ÇOCUK KIYAFETLERİYLE BAŞLADI
Tasarımcının
Catherine Walker, The Private Couturier of Diana, Princess of Wales (
Galler Prensesi Diana'nın Özel Tasarımcısı) adını taşıyan biyografisi, kumaşlara dokunmayı sevdiği için, kayınvalidesiyle girdiği iddiadan kazandığı parayla aldığı ilk dikiş makinesinin hikâyesiyle başlıyor. Âşık olduğu adam için doğup büyüdüğü Fransa'yı bırakıp Londra'ya yerleşen Walker, kocasının erken ölümü üzerine iki bebeğiyle yalnız kalınca, acısını unutmak için dikmeye veriyor kendini. Gece gündüz kızlarına elbiseler dikiyor. Arta kalanları sepete doldurup, sokaklarda satıyor. Sonra küçük bir stüdyoda çocuklara elbiseler tasarlıyor, ardından hamile kıyafetlerine geçiyor. Ünü giderek artıyor ve Walker birçok ünlü için 'normal' kıyafetler de dikmeye başlıyor. Ama o hâlâ kendine tasarımcı demeyi uygun bulmuyor. "Fransa'da ciddi bir özgeçmişi olmadan kapısına 'tasarımcı' tabelası asana gülerler," diyor. O sadece dikiyor. Büyük hayalleri, iddiası, egosu yok. O mutlu olmak için dikiş dikiyor. Ve 1981 yılında bir gün hamile Prenses Diana da kapısını çalıyor. Walker, Diana'nın her anında yanında oluyor, dünyanın en büyük stil ikonlarından birinin her özel günü için bir elbise tasarlıyor. Son olarak da içinde gömüldüğü siyah elbiseyi...

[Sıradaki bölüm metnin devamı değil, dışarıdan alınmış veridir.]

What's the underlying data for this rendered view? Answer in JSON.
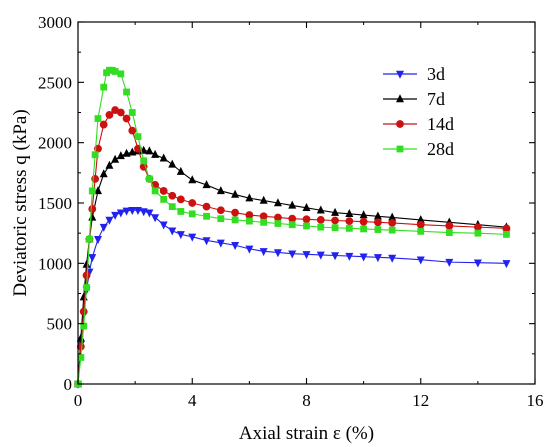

DEFİLE YAPMADI, ÜN PEŞİNDE KOŞMADI
Kariyerinin hiçbir döneminde ne defile yapıyor, ne de tasarım yaptığı ünlü kişilerin adlarını zikrediyor. Ama iyi iş kendini gösteriyor. Walker, 1990'da İngiliz Moda Ödülleri'nde Yılın En İyi Yeni Tasarımcısı, bir sene sonra da Yılın En İyi Gece Elbisesi Tasarımcısı seçiliyor. Bütün biyografisi ve ölüm ilanlarında kariyeri kadar aile hayatının da fazlasıyla 'ideal' olduğu yazılı. Walker, şan, şöhret peşinde koşacağı zamanı hayır işleri için harcamış anlaşılan. Kendisinde de iki kere nükseden ve 65 yaşında ölümüne neden olan meme kanseriyle şavaş için kurulan Breast Cancer Haven derneğinin kurucu üyesi de aynı zamanda. Walker, uzun süredir savaştığı hastalığını yenemeyeceğini anladığı zaman Catherine Walker& Co isimli markasının yaşaması için çok güvendiği bir takım oluşturmuş. Ve 2012 yılına kadar satışa çıkacak olan tüm parçaları da önceden tasarlamış. Efsanevi tasarımcının yaptığı son işler, Londra, Fulham Road üzerindeki butiğinde olacak.